I did some benchmark with NB<T>
and got some leads for code below:
public unsafe ref T this[int index]
{
[MethodImpl(MethodImplOptions.AggressiveInlining)] get
{
using (this._threadSentinel.TestThreadSafety())
return ref Unsafe.AsRef<T>((void*) (this._ptr + index * NB<T>.SIZE));
}
}
- Using cached size
NB<T>.SIZE
for stride is actually slower than usingUnsafe.SizeOf<T>
directly. As the latter will be replaced as constant after JIT compile, while former requires static constructor check. _threadSentinel
isreadonly
butSentinel
is not. CallingTestThreadSafety()
can cause defensive value copy.using
block essentially converts totry-finally
block which makes inlining inefficient, even though sentinel does nothing on release build.
In my own benchmark (.NET 6.0) solving these will improve the getter about 2x (125ms to 60ms) faster.
Here is the benchmark source I've tested
Results:
BenchmarkDotNet=v0.13.2, OS=macOS Monterey 12.3 (21E230) [Darwin 21.4.0]
Apple M1 Pro, 1 CPU, 10 logical and 10 physical cores
.NET SDK=7.0.101
[Host] : .NET 6.0.2 (6.0.222.6406), Arm64 RyuJIT AdvSIMD
DefaultJob : .NET 6.0.2 (6.0.222.6406), Arm64 RyuJIT AdvSIMD
Method | Mean | Error | StdDev | Ratio | Allocated | Alloc Ratio |
---|---|---|---|---|---|---|
PointerAccess | 57.97 ms | 0.772 ms | 0.722 ms | 0.46 | 154 B | 0.23 |
NBFixed | 59.77 ms | 0.258 ms | 0.215 ms | 0.47 | 75 B | 0.11 |
NBWithSize | 240.70 ms | 0.737 ms | 0.689 ms | 1.90 | 893 B | 1.33 |
NBWithSentinel | 127.20 ms | 0.262 ms | 0.233 ms | 1.00 | 168 B | 0.25 |
NBWithSentinelAndSize | 126.93 ms | 0.148 ms | 0.123 ms | 1.00 | 670 B | 1.00 |
Weirdly, removing using
block but not replacing SIZE
makes it even slower. I think it is related to static constructor for SIZE
while the code got inlined.
I've added benchmark result for .NET 7 and Mono to the link, and it seems accessing with pointer is much performant for those. I think using T*
instead of Unsafe
APIs should be considered alongside.
I am pretty sure (confirmed with sharplab.io) that in release compilation the using will not generate a try catch if it's empty, in any case atm that line can be commented out. However the static field killed me, I have to think a lot about it as I use this everywhere in the code. Why is your benchmarking alocating at all?

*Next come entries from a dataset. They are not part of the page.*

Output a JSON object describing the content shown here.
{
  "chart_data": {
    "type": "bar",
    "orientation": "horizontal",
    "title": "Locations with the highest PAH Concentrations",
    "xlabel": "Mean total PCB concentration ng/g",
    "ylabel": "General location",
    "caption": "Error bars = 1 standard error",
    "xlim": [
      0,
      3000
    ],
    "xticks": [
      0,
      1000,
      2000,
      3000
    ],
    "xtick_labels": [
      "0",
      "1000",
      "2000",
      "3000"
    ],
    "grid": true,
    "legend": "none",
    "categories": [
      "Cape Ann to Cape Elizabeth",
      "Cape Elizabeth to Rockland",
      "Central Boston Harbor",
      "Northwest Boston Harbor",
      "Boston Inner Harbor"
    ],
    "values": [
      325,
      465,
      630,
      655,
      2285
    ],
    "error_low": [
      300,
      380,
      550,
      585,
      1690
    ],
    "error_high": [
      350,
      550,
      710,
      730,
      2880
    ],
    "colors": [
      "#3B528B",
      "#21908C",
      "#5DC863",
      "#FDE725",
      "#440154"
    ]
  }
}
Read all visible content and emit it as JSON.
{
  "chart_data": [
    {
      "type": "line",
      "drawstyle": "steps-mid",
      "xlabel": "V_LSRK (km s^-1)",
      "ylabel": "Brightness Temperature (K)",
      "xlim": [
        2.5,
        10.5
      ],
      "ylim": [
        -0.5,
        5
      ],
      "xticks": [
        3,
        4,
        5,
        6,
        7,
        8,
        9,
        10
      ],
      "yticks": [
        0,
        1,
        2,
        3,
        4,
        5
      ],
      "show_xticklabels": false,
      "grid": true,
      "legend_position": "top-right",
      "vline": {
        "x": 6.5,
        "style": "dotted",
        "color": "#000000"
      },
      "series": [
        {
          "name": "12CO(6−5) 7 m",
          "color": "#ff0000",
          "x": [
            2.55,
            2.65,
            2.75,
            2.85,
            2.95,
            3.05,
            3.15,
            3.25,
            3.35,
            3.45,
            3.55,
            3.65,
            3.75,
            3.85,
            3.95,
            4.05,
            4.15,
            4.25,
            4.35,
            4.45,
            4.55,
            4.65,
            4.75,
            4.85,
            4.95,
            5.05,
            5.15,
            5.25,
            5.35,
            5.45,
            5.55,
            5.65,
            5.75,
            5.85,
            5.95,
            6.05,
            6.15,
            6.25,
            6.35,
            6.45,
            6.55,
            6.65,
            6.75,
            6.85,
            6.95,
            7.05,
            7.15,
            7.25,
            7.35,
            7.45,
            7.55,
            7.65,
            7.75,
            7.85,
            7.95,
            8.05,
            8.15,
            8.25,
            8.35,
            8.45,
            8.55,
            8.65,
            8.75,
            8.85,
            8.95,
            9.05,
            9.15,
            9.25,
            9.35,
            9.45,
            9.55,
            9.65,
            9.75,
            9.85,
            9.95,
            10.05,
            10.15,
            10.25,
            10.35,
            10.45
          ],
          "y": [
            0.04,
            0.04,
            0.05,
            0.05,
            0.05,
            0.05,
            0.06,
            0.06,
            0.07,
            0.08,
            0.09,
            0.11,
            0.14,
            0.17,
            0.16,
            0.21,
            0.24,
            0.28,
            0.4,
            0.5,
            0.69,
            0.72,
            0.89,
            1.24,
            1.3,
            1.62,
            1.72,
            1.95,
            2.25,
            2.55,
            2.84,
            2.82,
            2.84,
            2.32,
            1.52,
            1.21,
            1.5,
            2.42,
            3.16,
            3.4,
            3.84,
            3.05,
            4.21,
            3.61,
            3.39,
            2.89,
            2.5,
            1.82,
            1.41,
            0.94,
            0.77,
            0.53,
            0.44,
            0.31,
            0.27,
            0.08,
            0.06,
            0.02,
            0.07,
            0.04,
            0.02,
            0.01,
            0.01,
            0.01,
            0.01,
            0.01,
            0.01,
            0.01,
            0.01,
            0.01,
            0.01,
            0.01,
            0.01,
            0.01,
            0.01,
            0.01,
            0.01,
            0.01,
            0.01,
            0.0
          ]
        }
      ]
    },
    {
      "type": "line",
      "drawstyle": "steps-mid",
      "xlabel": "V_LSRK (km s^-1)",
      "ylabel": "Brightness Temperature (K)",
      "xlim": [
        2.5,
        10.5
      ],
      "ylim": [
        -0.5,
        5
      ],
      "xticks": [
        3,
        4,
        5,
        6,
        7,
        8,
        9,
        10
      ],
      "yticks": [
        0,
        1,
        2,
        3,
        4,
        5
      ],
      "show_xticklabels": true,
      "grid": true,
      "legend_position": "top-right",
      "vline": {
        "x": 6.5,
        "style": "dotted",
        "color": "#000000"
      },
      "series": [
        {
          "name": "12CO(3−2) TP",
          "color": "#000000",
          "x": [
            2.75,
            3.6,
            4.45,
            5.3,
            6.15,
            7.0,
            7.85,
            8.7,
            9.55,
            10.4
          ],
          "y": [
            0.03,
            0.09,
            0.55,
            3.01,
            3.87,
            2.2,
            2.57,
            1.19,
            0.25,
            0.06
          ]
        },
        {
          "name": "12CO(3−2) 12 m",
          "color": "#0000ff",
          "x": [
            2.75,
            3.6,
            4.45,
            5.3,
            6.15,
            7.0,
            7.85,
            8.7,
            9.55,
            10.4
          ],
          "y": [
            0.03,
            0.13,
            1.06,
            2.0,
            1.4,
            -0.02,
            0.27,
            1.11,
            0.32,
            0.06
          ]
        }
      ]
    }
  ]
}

that in release compilation the using will not generate a try catch if it's empty
Main issue would be that using
prevents inlining. I've tested with this SharpLab, and if you see the assembly it prevents inlining to CallWithUsing
while method WithUsing
does not contain try-finally.
Why is your benchmarking alocating at all?
It only happens if I put a very big number for Count
for some reason. It happens on irrelevant benchmarks as well. I think it's MemoryDiagnoser
issue.
according my profiing Unsafe.As is as fast as using T*